Algunos de los niños emergieron de la cueva a un país ajeno. La gesta tailandesa de sacar con vida a los 12 adolescentes de la gruta inundada, el pasado 9 de julio, permitió focalizar la situación de los apátridas en Tailandia, una comunidad semiclandestina que acumula décadas peleando por sus derechos. No es menos complejo salir de ese laberinto jurídico que de las angostas galerías de Tham Luang.

Tres de los niños y el entrenador del equipo de fútbol Jabalís Salvajes no podrán asistir a ningún partido del Manchester United ni disfrutar de otras decenas de invitaciones globales porque ni siquiera pueden jugar los encuentros más allá de los límites provinciales de Chiang Rai. Los apátridas no viajan, no votan, no compran propiedades ni se casan. Su acceso a la educación superior es complicado y tienen prohibido emplearse como militares, médicos, ingenieros o arquitectos, por ejemplo.

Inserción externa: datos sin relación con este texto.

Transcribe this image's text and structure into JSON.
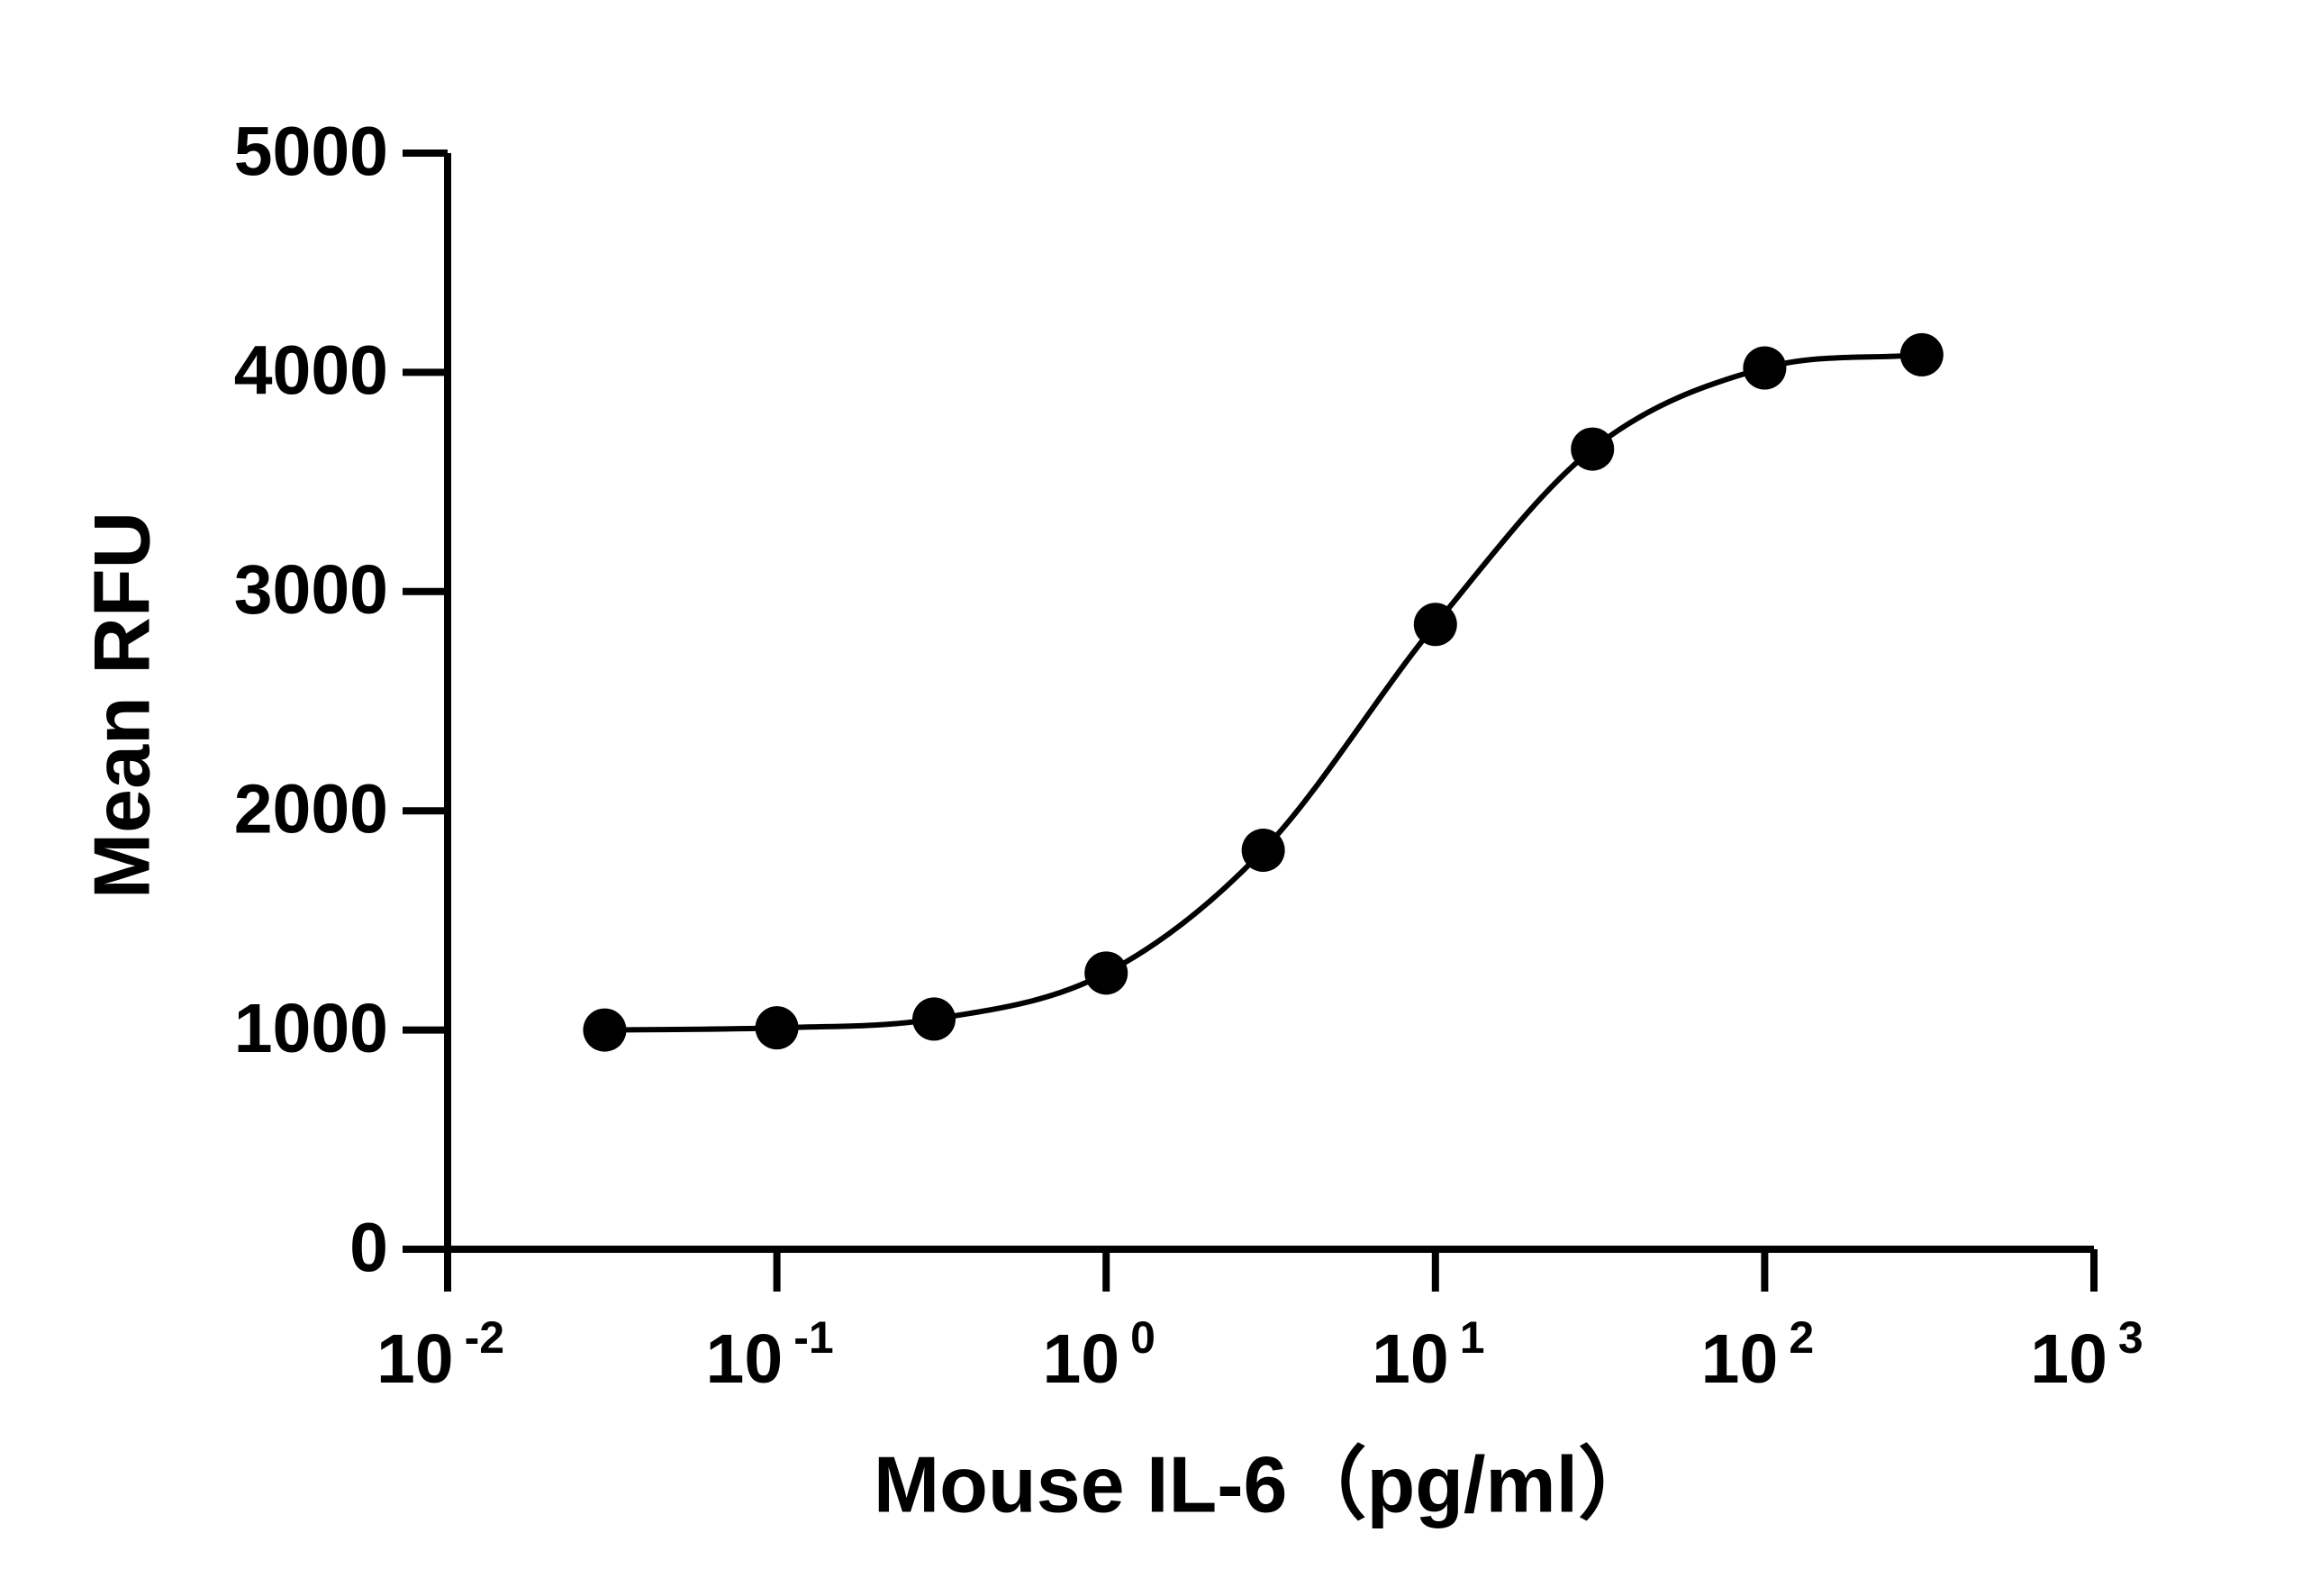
{
  "chart_data": {
    "type": "line",
    "x_label": "Mouse IL-6（pg/ml）",
    "y_label": "Mean RFU",
    "xscale": "log",
    "xlim": [
      0.01,
      1000
    ],
    "xticks": [
      {
        "value": 0.01,
        "label": "10",
        "exponent": "-2"
      },
      {
        "value": 0.1,
        "label": "10",
        "exponent": "-1"
      },
      {
        "value": 1,
        "label": "10",
        "exponent": "0"
      },
      {
        "value": 10,
        "label": "10",
        "exponent": "1"
      },
      {
        "value": 100,
        "label": "10",
        "exponent": "2"
      },
      {
        "value": 1000,
        "label": "10",
        "exponent": "3"
      }
    ],
    "ylim": [
      0,
      5000
    ],
    "yticks": [
      0,
      1000,
      2000,
      3000,
      4000,
      5000
    ],
    "grid": false,
    "curve": "smooth",
    "series": [
      {
        "color": "#000000",
        "x": [
          0.03,
          0.1,
          0.3,
          1,
          3,
          10,
          30,
          100,
          300
        ],
        "values": [
          1000,
          1010,
          1050,
          1260,
          1820,
          2850,
          3650,
          4020,
          4080
        ]
      }
    ]
  }
}
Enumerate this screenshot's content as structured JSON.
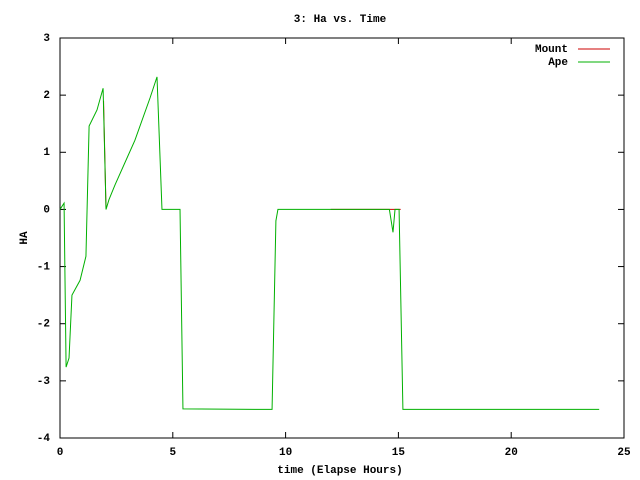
{
  "chart_data": {
    "type": "line",
    "title": "3: Ha vs. Time",
    "x_label": "time (Elapse Hours)",
    "y_label": "HA",
    "xlim": [
      0,
      25
    ],
    "xticks": [
      0,
      5,
      10,
      15,
      20,
      25
    ],
    "ylim": [
      -4,
      3
    ],
    "yticks": [
      -4,
      -3,
      -2,
      -1,
      0,
      1,
      2,
      3
    ],
    "legend": "top-right",
    "series": [
      {
        "name": "Mount",
        "color": "#cc0000",
        "x": [
          1.93,
          2.04,
          null,
          12,
          15.1
        ],
        "values": [
          1.9,
          0,
          null,
          0,
          0
        ]
      },
      {
        "name": "Ape",
        "color": "#00b000",
        "x": [
          0,
          0.18,
          0.27,
          0.4,
          0.53,
          0.89,
          1.15,
          1.29,
          1.64,
          1.91,
          2.04,
          2.17,
          2.44,
          3.32,
          3.99,
          4.3,
          4.52,
          5.32,
          5.45,
          9.4,
          9.57,
          9.66,
          14.6,
          14.76,
          14.85,
          15.03,
          15.2,
          23.9
        ],
        "values": [
          0,
          0.11,
          -2.76,
          -2.6,
          -1.5,
          -1.24,
          -0.82,
          1.46,
          1.74,
          2.12,
          0,
          0.17,
          0.43,
          1.21,
          1.95,
          2.32,
          0,
          0,
          -3.49,
          -3.5,
          -0.2,
          0,
          0,
          -0.4,
          0,
          0,
          -3.5,
          -3.5
        ]
      }
    ]
  }
}
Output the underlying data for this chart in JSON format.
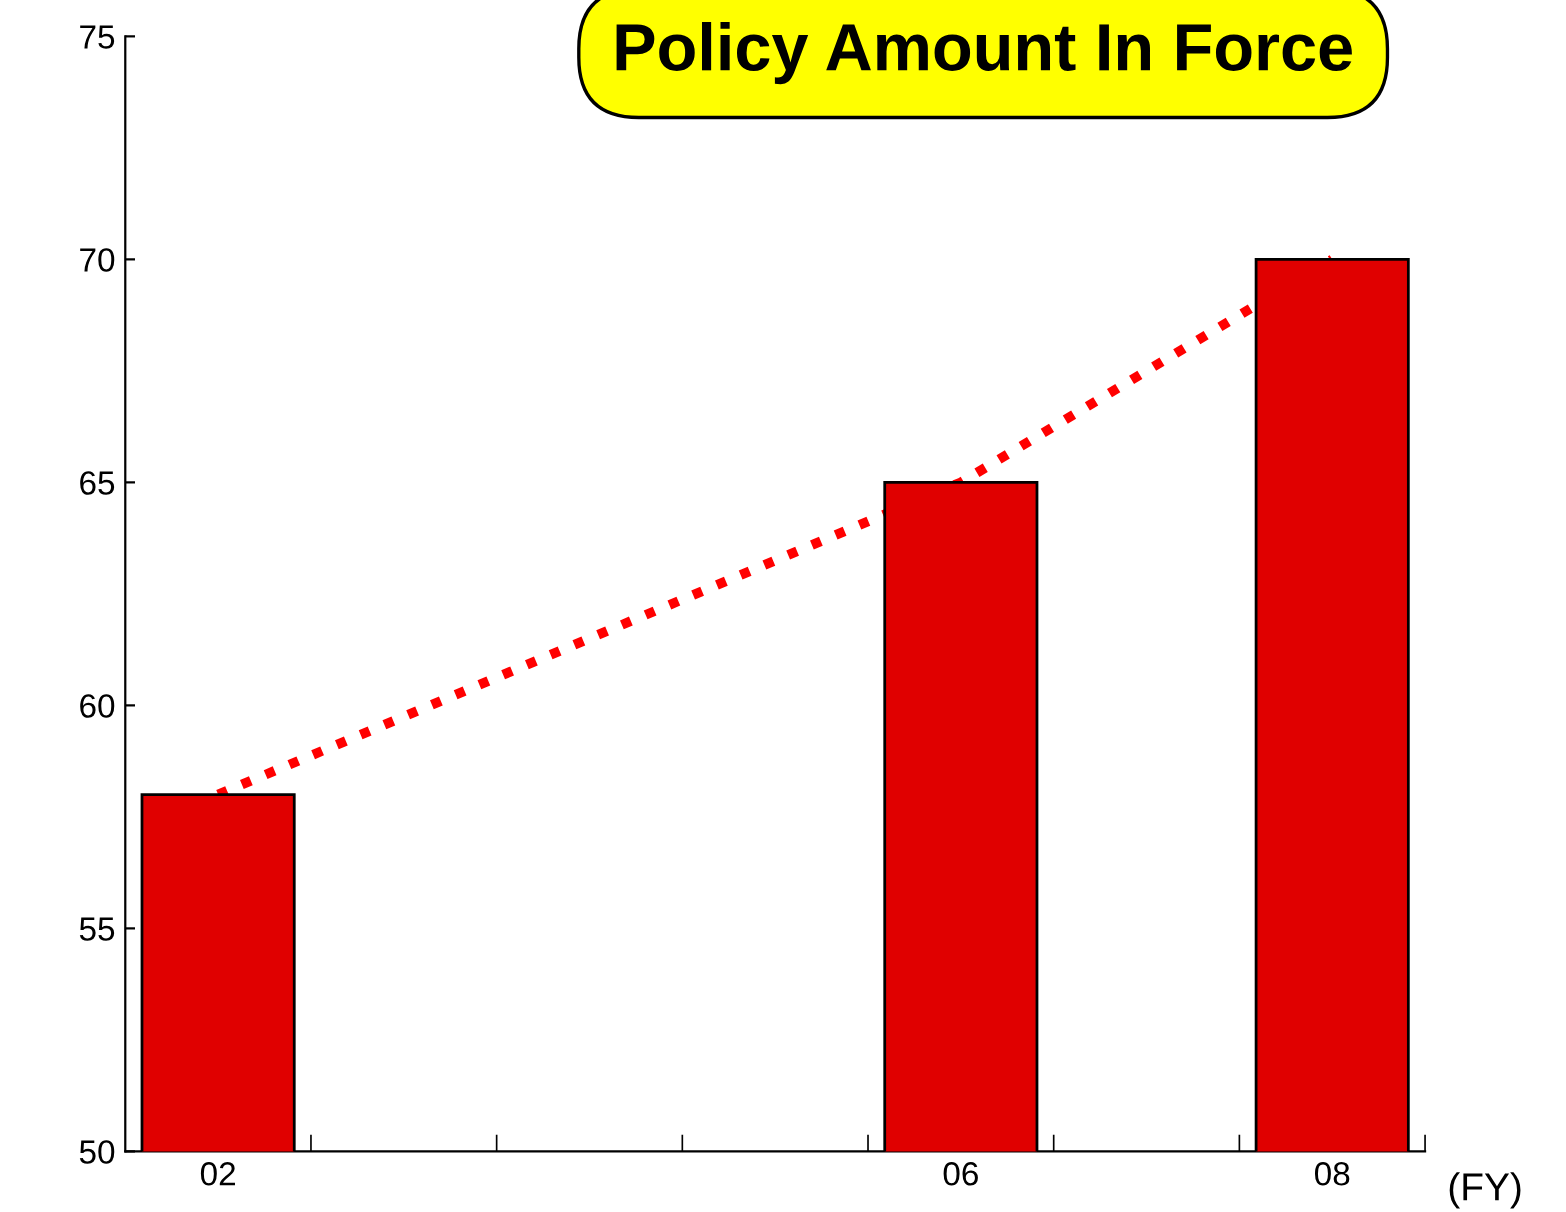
{
  "chart_data": {
    "type": "bar",
    "title": "Policy Amount In Force",
    "xlabel": "(FY)",
    "categories": [
      "02",
      null,
      null,
      null,
      "06",
      null,
      "08"
    ],
    "series": [
      {
        "color": "#e00000",
        "values": [
          58,
          null,
          null,
          null,
          65,
          null,
          70
        ]
      },
      {
        "type": "line",
        "color": "#ff0000",
        "line_style": "dotted",
        "values": [
          58,
          null,
          null,
          null,
          65,
          null,
          70
        ]
      }
    ],
    "ylim": [
      50,
      75
    ],
    "yticks": [
      50,
      55,
      60,
      65,
      70,
      75
    ],
    "grid": false
  }
}
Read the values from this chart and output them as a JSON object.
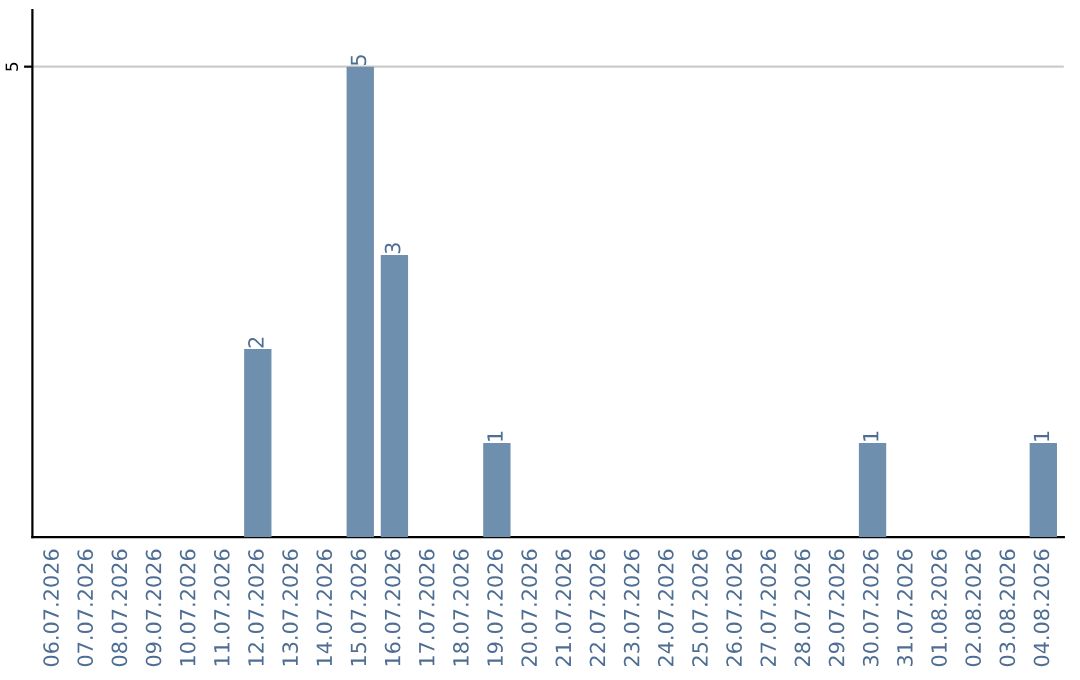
{
  "chart_data": {
    "type": "bar",
    "categories": [
      "06.07.2026",
      "07.07.2026",
      "08.07.2026",
      "09.07.2026",
      "10.07.2026",
      "11.07.2026",
      "12.07.2026",
      "13.07.2026",
      "14.07.2026",
      "15.07.2026",
      "16.07.2026",
      "17.07.2026",
      "18.07.2026",
      "19.07.2026",
      "20.07.2026",
      "21.07.2026",
      "22.07.2026",
      "23.07.2026",
      "24.07.2026",
      "25.07.2026",
      "26.07.2026",
      "27.07.2026",
      "28.07.2026",
      "29.07.2026",
      "30.07.2026",
      "31.07.2026",
      "01.08.2026",
      "02.08.2026",
      "03.08.2026",
      "04.08.2026"
    ],
    "values": [
      0,
      0,
      0,
      0,
      0,
      0,
      2,
      0,
      0,
      5,
      3,
      0,
      0,
      1,
      0,
      0,
      0,
      0,
      0,
      0,
      0,
      0,
      0,
      0,
      1,
      0,
      0,
      0,
      0,
      1
    ],
    "value_labels": [
      null,
      null,
      null,
      null,
      null,
      null,
      "2",
      null,
      null,
      "5",
      "3",
      null,
      null,
      "1",
      null,
      null,
      null,
      null,
      null,
      null,
      null,
      null,
      null,
      null,
      "1",
      null,
      null,
      null,
      null,
      "1"
    ],
    "color": "#6e8fae",
    "ylim": [
      0,
      5.6
    ],
    "yticks": [
      5
    ],
    "grid": "y"
  }
}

RACISMO LATENTE / El asunto fue debatido durante años, corroboró Pavin Chachavalpongpun, profesor de estudios del sureste asiático de la Universidad de Kioto. «Pero los tailandeses son racistas y muchos creen que los apátridas son una carga. No creo que vaya a motivar grandes cambios porque la inmigración no es un tema atractivo y podría perjudicar al Gobierno», explicó.

Bangkok tiene censados a 486.000 apátridas, de los que 146.000 son menores. Algunos activistas elevan la primera cifra hasta 3,5 millones, el 4% de los 70 millones de la población total. El mosaico étnico de la región se movió durante generaciones por las porosas fronteras de Tailandia, Laos, Birmania y China. Muchos perdieron en ese trasiego su identidad, sin país que los reclame ni acepte.

Son los akha, lahu, lisu, shan, karen o hmong. Las guerras, el hambre o el anhelo de una vida mejor incentivan la inmigración. El vecino Triángulo del Oro (una región que comprende terreno de Laos, Tailandia y Birmania) tiene una merecida reputación del salvaje oeste, un cóctel de narcotraficantes, señores de la guerra, juego y prostitución.

Muchos refugiados acaban en Tailandia, el país más pudiente de la región, a través de la provincia de Chiang Rai. La calle principal de Mae Sai termina en el paso fronterizo hacia Birmania. En esta localidad rural, donde los arrozales conviven con los nuevos centros comerciales, está la cueva de Tham Luang.

La escuela Ban Wiang Phan, con un 20% de niños apátridas, ilustra la riqueza étnica de Mae Sai. Suchat, de 13 años, abandonó el pasado año a los Jabalís Salvajes porque los entrenamientos finalizaban demasiado tarde. Es uno de los muchos apátridas que cada día cruzan la frontera birmana en bicicleta.

Su padre quiso evitar que, como tantos otros niños, fuera enrolado por los rebeldes. Lo mandó a casa de su tía, cercana a la frontera, para que estudiara inglés en Tailandia y pudiera emplearse en el sector turístico. Pretende la nacionalidad para viajar e ignora el resto de privaciones de su estatus. «Quiero recorrer toda Tailandia, me gustaría ver alguna vez el mar», señaló.

El proceso para conseguir la ciudadanía exige acreditar que se ha nacido en suelo nacional, que alguno de los padres pertenece a un grupo étnico reconocido o que se ha residido en Tailandia al menos 10 años. Es un camino burocrático complejo, lastrado por la falta de personal e interés gubernamental y que solo la corrupción puede acelerar.

El comportamiento de Tailandia permite lecturas opuestas. Los apátridas carecen de derechos básicos pero, en cambio, tienen garantizadas la educación y la sanidad básica. Los niños de Ban Wiang Phan disfrutan de clases, libros de texto, comida y un uniforme por semestre.